In response to the DfT’s proposed changes to S19 and S22 permit regulation [routeone/News/11 April], the financial costs to the government will be astronomical let alone what impact it will have to the less mobile members of a community.
I agree with some of the Bus and Coach Association’s points that there are many community transport organisations (CTOs) that abuse the S19 and S22 permit system.
In my eyes, a CTO is simply a single non-tied organisation from that community and it should be them and them alone that should be permitted to use the S19 and S22 permits.
Then there is the loophole that if the CTO is operating under the umbrella of something other than transport it would be able to get around the legislation.

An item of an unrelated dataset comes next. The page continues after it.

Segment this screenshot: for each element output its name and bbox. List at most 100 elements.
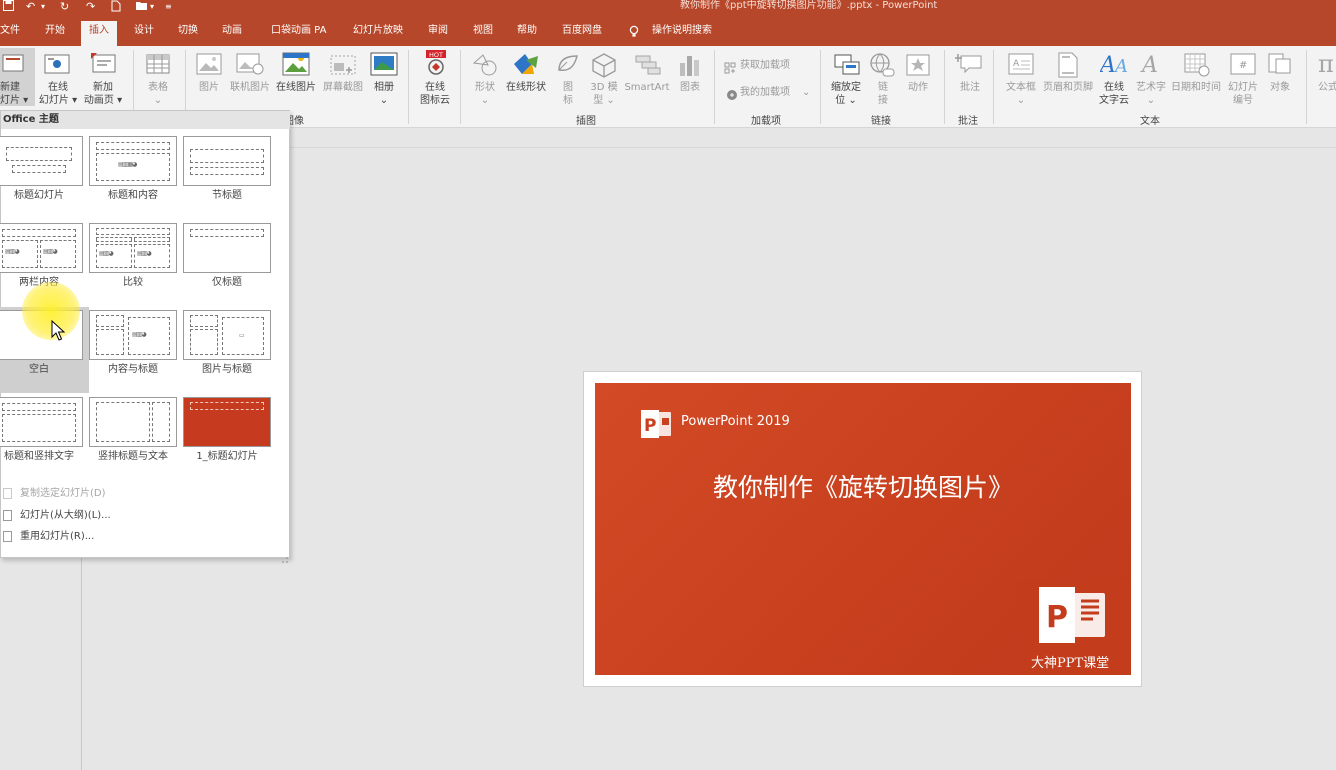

Instead of fighting among ourselves as to who can and cannot operate under the permits, the government should be challenging the EU to determine their correct definition as I believe even they are uncertain.
There is no point crippling more than 80% of CTOs for a legislation that will most definitely have to change once the UK leaves the EU. Once the CTOs have gone, who is going to meet the needs of the end users and who is going to pay (more) for it?
It doesn't take rocket science for the legislation to be changed to allow CTOs to operate under S19 and S22 permits contrary to the EU ruling as we do for speed limits, HGV road usage at weekends, and all other road regulations that don't currently match those of the rest of Europe.